Becoming es el bestseller en inglés, ya lo sabemos.

Pero ¿qué siente Michelle Obama cuando le dicen que su libro Becoming: mi historia, la edición en español, es el libro más vendido -y por mucho- en este idioma en Estados Unidos?

He estado gratamente sorprendida con el recibimiento que han tenido mis memorias, tanto en Estados Unidos como en el resto del mundo. Cuando comencé el proceso de escritura, mi objetivo no era vender un cierto número de ejemplares o alcanzar algún rango en las listas de los más vendidos. Solo quería crear algo que fuera relevante y valioso, no solo para mí, sino también para otros. Me alienta y entusiasma que la historia esté resonando con todo tipo de personas. Mientras reflexionaba sobre mis experiencias, una cosa se me hizo muy clara y es que hay muchos aspectos que son universales en todas nuestras historias. Así que cuando alguien termine de leer el libro, espero que no se limite a reflexionar sobre mi recorrido, sino que también reflexione sobre el suyo. Espero que se dé cuenta de que hay belleza en cada una de sus historias, ya sea que vengamos del South Side de Chicago o South Central L.A., del sur del Bronx o del sur de la Florida. Porque el tipo de personas que somos es importante, en todo momento, en los fracasos y los éxitos, en la angustia y los retos que alcanzamos todos los días.

En estas páginas revela cosas muy íntimas. ¿Llegó a dudar en incluirlas? ¿Qué la impulsó a compartir con sus lectores cosas como la terapia de pareja o la dificultad para concebir?

Sentí que para mí era una obligación compartir ese tipo de detalles. Muchas personas nos ven a Barack y a mí como modelos a seguir, particularmente cuando se trata del tipo de relación que ellas desean tener. Estamos muy agradecidos por supuesto, pero no quiero que las personas se lleven una idea equivocada, especialmente parejas que recién comienzan su relación o los jóvenes que se están creando una imagen de lo que buscan en una posible pareja. No quiero que la gente piense que un buen matrimonio significa una buena foto en Instagram o un cálido abrazo en el escenario. Así que me pareció importante compartir algunas de las partes más difíciles de nuestra historia como pareja, precisamente porque las personas no suelen hablar abiertamente sobre temas como los problemas de fertilidad o conflictos matrimoniales. A menudo, ese tipo de temas se mantienen en secreto, pero son aspectos de la vida a los que se enfrentan muchas parejas y no son nada de lo que deban avergonzarse. Mi intención era que, al compartir este tipo de detalles, las mujeres y las parejas reconocieran que en el transcurso de una relación que dura la mayor parte de tu vida, es normal enfrentar algunos obstáculos.

La verdad es que unir dos vidas y permanecer juntos es un reto constante.
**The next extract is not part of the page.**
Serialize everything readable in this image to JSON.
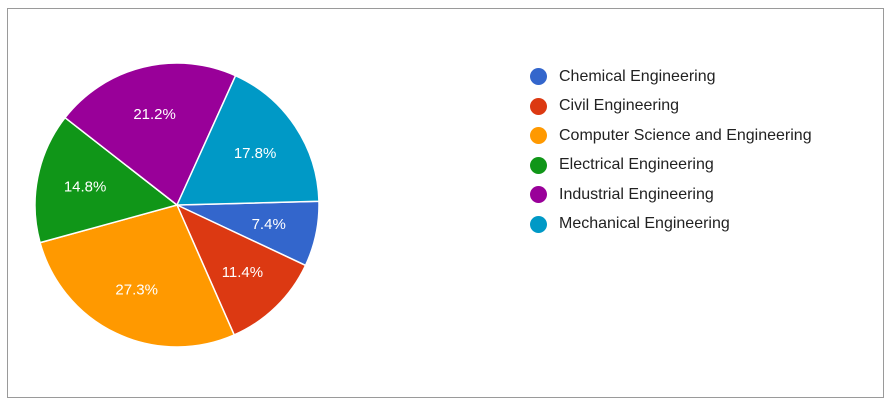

No debemos esperar que todos los días, meses o años estén libres de complicaciones. Así es como yo lo veo: si invierten en su relación de pareja, si se escuchan mutuamente, si aprenden a perseverar en tiempos difíciles, y si eligen ver siempre el lado positivo de la otra persona en vez de asumir lo peor, entonces el matrimonio los fortalecerá. Puede sacar lo mejor de ti, dándote un aliado que caminará a tu lado en las buenas y en las malas, en la riqueza y en la pobreza, en la salud y en la enfermedad.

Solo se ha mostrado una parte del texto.